Société

Kahuzi-Biega : Affrontements entre Pygmées et gardes du Parc

Le Parc national de Kahuzi-Biega, situé dans la province du Sud-Kivu, dans l’Est de la République démocratique du Congo, est en proie à l’insécurité. Une année durant, les éco-gardes de ce patrimoine s’affrontent avec les peuples autochtones (pygmées). Leurs attaques se multiplient du jour au jour. D’autres menaces planent sur le parc, notamment la déforestation d’environ 300 hectares, les braconnages et même l’exploitation des minerais dans ce parc. « Ça doit s’arrêter immédiatement. Voilà pourquoi je demande à toute la communauté nationale et internationale de pouvoir se mobiliser pour décourager tout ce qui se fait », a déploré Jacques Amani Kamanda, rapporteur de l’Assemblée provinciale du Sud-Kivu, au micro de la RFI.

Considérés historiquement comme les premiers occupants du Congo, les pygmées menacent de regagner la forêt de ce parc, une zone qu’ils considèrent comme leur territoire d’origine. Un conflit qui date de longtemps mais qui de plus en plus, prend une autre ampleur, depuis une année.

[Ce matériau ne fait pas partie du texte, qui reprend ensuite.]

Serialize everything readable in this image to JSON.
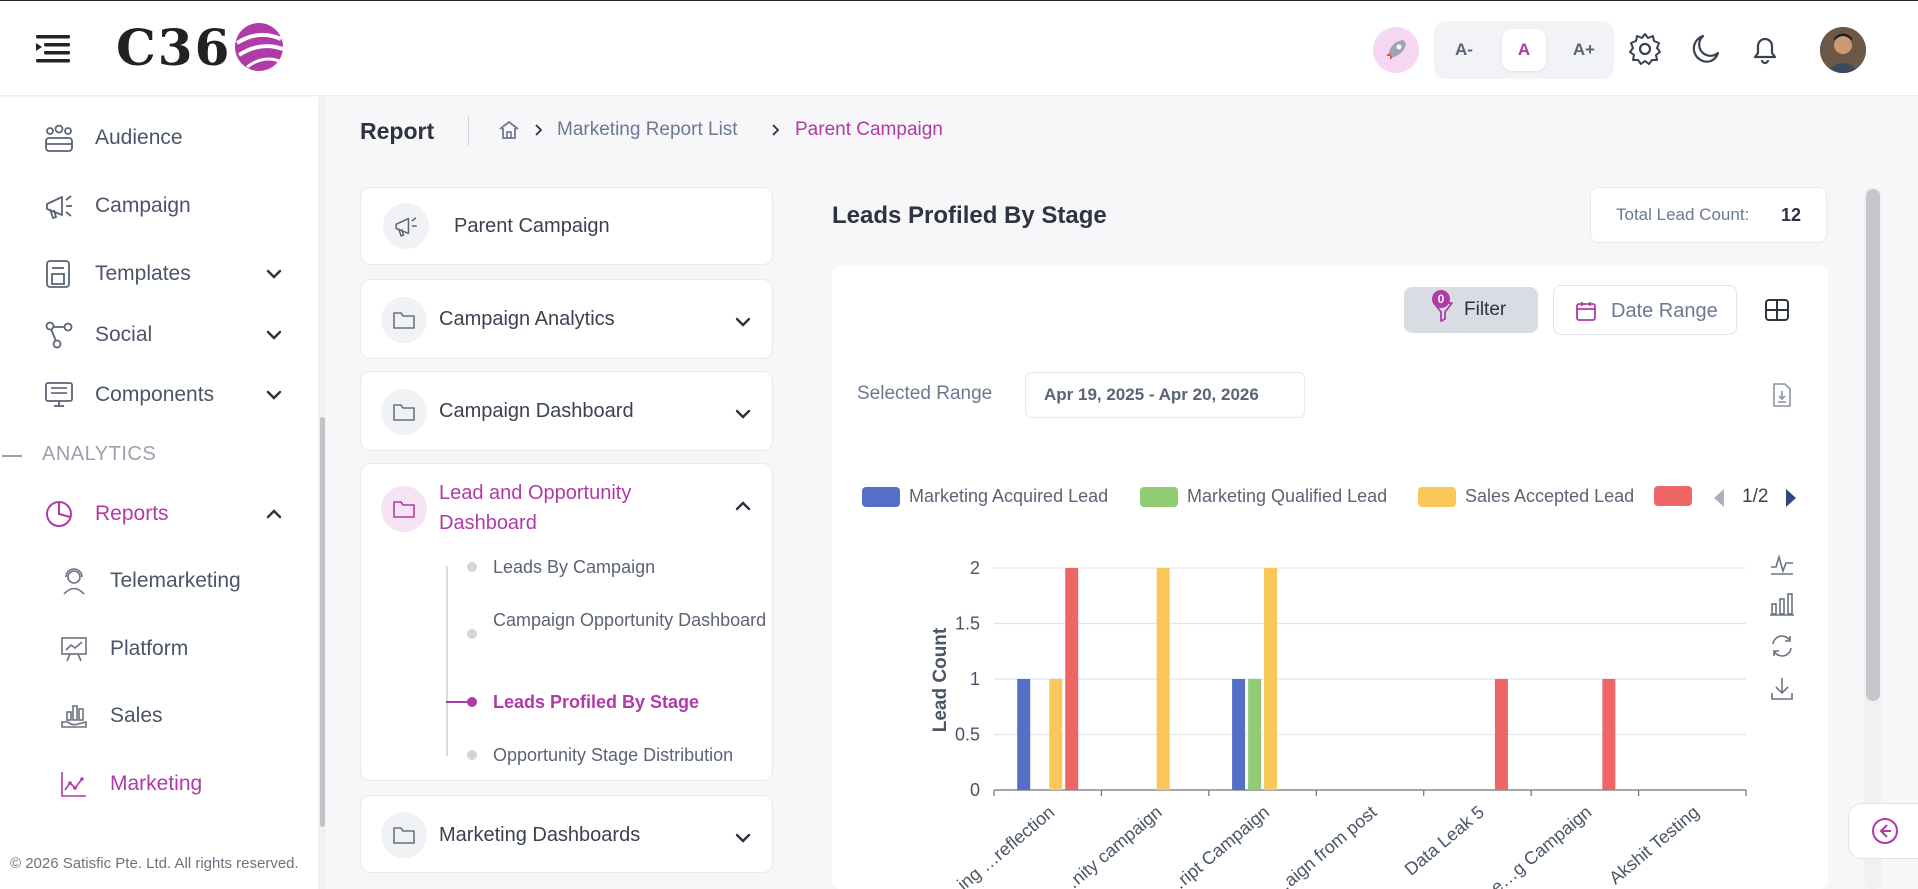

Un membre du Collectif des Peuples autochtones a déclaré que les Pygmées ont pris d’assaut une partie du parc qu’ils considèrent comme leur milieu naturel. « Mes frères, les peuples autochtones (pygmées), depuis qu’ils ont été chassés, aucune mesure d’accompagnement n’a été suivie ». Hubert Mulongoy, chargé de communication du Parc national de Kahuzi-Biega, a quant à lui précisé qu’il s’agit d’une milice déjà constituée pour s’en prendre aux éco-gardes. « Est-ce que les Maï-Maï qui nous ont attaqués sont des Pygmées ou c’est une milice ? », a-t-il demandé.
Le Partenariat pour la Protection Intégrée (PPI), dans une lettre adressée au ministre national de l’Environnement, s’inquiète de l’allure actuelle des choses. « Ces conflits, risquent de déboucher sur un conflit intercommunautaire si ce n’est pas bien géré parce que les gardiens des parcs et les pygmées vivent tous dans le même village », a expliqué maître Pascal Mupenda, chargé des programmes du PPI. Pour remédier à cela, le ministère provincial de l’Environnement envisage une solution définitive à ces conflits. L’organisation d’une table ronde qui devra réunir les gardes, les communautés locales et les Pygmées, figure parmi les pistes des solutions envisagées.

Retenez que les pygmées continuent à demander d’être indemnisés par l’Etat congolais, s’ils ne peuvent rejoindre le parc. Des organisations ont saisi, à plusieurs reprises, la Cour africaine des droits de l’homme sur cette question.